Mario tengah berjalan melewati kamar anaknya. Ia membuka pintu perlahan dan memasuki kamar Van. Sang Istri sudah tertidur pulas bersama anak gadisnya. Mario mendekati ranjang dan mengecup kening dan bibir Val perlahan.


"Mana adik kamu?" Tanya Mario saat berpapasan dengan Ved.


"Di kamarnya Dad."


"Panggilin. Daddy tunggu di lapangan belakang."


"Mau ngapain Dad?"


"Panggilin aja. Kamu nggak usah ikut.

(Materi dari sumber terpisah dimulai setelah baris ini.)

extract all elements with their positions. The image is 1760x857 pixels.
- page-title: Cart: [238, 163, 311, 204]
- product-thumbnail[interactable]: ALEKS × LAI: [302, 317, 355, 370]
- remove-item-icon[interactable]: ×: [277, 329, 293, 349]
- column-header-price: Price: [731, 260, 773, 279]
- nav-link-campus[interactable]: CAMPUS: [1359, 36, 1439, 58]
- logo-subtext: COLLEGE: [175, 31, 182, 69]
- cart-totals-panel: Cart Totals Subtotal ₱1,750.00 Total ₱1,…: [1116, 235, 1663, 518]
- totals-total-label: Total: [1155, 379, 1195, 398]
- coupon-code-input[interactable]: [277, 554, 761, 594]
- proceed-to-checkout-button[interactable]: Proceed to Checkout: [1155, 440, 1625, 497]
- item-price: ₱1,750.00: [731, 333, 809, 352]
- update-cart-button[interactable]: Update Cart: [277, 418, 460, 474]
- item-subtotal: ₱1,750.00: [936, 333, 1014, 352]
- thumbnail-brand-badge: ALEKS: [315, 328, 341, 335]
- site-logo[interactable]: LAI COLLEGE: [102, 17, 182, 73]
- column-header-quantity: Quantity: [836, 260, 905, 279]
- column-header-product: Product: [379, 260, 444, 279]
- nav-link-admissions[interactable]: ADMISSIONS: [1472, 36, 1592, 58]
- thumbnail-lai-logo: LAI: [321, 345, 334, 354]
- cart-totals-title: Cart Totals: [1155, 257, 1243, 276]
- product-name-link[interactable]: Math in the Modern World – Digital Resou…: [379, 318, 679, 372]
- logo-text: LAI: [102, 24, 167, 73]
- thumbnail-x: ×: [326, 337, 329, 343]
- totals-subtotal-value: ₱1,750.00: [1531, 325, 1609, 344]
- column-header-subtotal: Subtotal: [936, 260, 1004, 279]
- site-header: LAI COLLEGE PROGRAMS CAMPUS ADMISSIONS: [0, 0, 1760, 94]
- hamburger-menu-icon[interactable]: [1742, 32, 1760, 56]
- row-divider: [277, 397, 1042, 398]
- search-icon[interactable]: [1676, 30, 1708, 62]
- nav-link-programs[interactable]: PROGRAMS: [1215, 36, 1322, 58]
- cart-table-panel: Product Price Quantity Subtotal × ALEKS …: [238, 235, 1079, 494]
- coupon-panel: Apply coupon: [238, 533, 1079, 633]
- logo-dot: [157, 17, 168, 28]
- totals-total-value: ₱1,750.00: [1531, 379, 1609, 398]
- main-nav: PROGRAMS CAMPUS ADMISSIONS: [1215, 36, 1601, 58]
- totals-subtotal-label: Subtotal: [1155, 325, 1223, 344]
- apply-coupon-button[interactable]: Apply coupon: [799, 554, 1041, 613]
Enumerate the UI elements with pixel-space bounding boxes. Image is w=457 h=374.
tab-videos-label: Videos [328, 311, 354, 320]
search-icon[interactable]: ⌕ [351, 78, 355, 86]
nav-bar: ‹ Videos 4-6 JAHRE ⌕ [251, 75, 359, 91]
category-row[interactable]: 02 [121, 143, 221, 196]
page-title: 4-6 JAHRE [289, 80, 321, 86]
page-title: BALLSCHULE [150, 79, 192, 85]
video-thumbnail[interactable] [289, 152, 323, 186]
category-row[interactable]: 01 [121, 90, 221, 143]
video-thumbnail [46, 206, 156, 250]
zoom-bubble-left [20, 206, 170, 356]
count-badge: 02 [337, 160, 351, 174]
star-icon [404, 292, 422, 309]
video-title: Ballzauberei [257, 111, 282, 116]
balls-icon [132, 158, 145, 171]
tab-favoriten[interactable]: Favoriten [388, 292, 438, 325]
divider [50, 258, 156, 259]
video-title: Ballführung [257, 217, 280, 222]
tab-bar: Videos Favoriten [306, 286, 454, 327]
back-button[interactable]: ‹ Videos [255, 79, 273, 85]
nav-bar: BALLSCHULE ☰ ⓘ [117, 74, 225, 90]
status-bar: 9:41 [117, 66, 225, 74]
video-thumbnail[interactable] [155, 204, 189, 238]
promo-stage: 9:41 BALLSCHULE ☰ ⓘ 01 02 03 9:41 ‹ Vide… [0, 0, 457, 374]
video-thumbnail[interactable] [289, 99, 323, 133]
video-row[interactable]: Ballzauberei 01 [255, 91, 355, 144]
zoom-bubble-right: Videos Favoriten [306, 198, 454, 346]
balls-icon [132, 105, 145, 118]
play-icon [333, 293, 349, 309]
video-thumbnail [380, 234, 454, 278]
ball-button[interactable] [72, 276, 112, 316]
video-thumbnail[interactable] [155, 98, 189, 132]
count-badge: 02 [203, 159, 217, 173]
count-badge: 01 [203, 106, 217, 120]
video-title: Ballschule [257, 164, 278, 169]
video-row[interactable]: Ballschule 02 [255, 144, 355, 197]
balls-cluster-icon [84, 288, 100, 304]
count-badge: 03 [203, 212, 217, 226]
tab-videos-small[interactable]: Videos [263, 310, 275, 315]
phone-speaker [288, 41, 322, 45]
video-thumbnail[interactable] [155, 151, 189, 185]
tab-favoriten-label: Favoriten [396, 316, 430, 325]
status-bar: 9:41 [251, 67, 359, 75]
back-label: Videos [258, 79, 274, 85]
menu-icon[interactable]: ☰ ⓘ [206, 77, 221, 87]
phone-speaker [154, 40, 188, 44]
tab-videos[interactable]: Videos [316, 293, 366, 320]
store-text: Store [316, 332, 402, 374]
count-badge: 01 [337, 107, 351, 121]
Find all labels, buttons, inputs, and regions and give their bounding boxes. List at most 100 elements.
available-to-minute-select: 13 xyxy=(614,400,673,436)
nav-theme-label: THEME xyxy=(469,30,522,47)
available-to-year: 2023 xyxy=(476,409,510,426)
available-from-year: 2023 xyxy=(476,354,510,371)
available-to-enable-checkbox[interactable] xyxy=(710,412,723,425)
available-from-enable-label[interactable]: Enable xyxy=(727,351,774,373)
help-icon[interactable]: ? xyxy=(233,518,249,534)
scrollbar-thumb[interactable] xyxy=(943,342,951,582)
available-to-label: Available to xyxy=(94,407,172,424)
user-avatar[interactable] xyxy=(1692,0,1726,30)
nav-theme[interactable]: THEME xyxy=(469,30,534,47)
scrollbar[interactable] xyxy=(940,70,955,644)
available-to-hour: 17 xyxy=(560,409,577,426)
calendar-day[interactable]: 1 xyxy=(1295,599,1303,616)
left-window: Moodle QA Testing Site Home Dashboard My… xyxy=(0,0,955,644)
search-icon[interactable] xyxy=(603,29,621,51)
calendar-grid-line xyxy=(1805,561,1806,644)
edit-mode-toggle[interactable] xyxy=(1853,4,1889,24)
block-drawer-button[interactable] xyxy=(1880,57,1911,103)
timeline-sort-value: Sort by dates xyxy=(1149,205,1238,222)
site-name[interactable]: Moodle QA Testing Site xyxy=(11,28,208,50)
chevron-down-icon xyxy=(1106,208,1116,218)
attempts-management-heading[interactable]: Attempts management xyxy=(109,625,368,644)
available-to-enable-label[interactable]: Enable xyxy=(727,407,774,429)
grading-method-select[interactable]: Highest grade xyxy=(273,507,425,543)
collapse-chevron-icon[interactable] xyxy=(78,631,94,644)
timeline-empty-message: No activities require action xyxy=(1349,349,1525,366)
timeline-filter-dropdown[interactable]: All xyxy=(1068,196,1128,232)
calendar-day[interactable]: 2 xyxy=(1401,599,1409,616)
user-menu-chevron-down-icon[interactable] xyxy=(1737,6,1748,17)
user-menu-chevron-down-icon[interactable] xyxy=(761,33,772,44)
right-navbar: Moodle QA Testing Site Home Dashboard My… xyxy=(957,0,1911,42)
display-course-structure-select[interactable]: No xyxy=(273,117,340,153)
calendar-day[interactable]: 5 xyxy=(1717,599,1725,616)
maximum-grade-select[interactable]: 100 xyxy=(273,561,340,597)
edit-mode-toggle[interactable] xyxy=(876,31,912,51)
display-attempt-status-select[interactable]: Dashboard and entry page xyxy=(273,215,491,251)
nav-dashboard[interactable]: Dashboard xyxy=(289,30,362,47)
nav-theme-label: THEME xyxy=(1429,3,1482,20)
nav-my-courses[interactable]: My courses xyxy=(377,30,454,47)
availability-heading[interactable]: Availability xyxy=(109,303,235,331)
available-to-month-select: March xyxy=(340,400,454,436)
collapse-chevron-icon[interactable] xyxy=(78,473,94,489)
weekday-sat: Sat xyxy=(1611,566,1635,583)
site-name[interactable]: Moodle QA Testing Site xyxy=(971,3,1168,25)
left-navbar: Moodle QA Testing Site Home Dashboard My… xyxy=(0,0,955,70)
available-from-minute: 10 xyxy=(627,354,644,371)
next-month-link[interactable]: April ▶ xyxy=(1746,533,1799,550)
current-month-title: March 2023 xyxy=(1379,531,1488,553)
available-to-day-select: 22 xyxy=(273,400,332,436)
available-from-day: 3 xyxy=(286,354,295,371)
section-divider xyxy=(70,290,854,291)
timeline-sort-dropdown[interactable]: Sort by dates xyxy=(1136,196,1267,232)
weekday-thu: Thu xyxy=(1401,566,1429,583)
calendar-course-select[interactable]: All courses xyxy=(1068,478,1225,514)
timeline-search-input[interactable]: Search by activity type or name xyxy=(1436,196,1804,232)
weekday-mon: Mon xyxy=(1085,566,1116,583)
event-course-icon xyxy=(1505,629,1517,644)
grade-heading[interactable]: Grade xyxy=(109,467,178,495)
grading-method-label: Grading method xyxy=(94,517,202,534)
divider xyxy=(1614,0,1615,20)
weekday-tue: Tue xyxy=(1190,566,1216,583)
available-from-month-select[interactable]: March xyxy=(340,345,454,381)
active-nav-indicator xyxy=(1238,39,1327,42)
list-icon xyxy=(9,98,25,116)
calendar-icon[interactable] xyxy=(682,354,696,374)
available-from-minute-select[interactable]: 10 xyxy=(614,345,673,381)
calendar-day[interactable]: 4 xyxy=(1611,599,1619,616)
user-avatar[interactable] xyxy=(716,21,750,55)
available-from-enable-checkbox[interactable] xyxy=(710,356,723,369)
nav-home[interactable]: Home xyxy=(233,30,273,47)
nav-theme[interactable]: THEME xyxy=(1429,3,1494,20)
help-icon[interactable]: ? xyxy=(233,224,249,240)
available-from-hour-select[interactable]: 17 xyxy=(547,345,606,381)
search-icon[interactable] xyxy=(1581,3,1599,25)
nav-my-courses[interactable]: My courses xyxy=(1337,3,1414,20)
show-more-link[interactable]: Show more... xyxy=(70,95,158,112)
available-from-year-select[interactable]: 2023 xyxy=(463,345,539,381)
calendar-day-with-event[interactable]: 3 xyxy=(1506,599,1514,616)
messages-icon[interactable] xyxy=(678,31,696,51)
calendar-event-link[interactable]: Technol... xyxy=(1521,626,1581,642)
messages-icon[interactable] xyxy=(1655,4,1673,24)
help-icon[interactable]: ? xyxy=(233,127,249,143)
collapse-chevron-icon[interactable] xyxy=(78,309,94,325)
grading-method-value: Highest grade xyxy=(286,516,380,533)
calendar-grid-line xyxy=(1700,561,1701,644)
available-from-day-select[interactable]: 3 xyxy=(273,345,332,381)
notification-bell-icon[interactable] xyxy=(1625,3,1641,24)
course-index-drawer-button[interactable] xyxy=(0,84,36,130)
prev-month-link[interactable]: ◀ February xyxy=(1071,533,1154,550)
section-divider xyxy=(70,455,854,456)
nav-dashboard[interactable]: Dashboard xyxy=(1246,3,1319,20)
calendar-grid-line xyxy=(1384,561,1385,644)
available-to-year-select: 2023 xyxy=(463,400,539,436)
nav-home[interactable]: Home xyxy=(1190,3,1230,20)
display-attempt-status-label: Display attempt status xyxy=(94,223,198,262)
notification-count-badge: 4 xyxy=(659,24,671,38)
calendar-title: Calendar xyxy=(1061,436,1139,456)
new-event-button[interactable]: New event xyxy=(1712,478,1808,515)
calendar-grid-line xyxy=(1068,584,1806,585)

Cuman adik kamu aja yang kesana."


"Iya Dad."


Pria itu langsung pergi setelah perintahnya di dengar baik oleh Ved.


"Veer kamu di suruh Daddy ke lapangan belakang. Sudah ditunggu disana."


"Mau ngapain?"


"Nggak tau. Pokoknya Daddy bilang begitu."


"Yaudah aku kesana."


"Hm iya."


"Kamu nggak ikut?"


"Nggak. Kata Daddy yang boleh datang cuman kamu aja."


"Ok." Veer melanjutkan berjalan meninggalkan sang kakak yang masih berada di kamarnya.


Veer celingukan mencari Daddynya. Pria itu ternyata tengah duduk di bangku sambil memainkan ponselnya.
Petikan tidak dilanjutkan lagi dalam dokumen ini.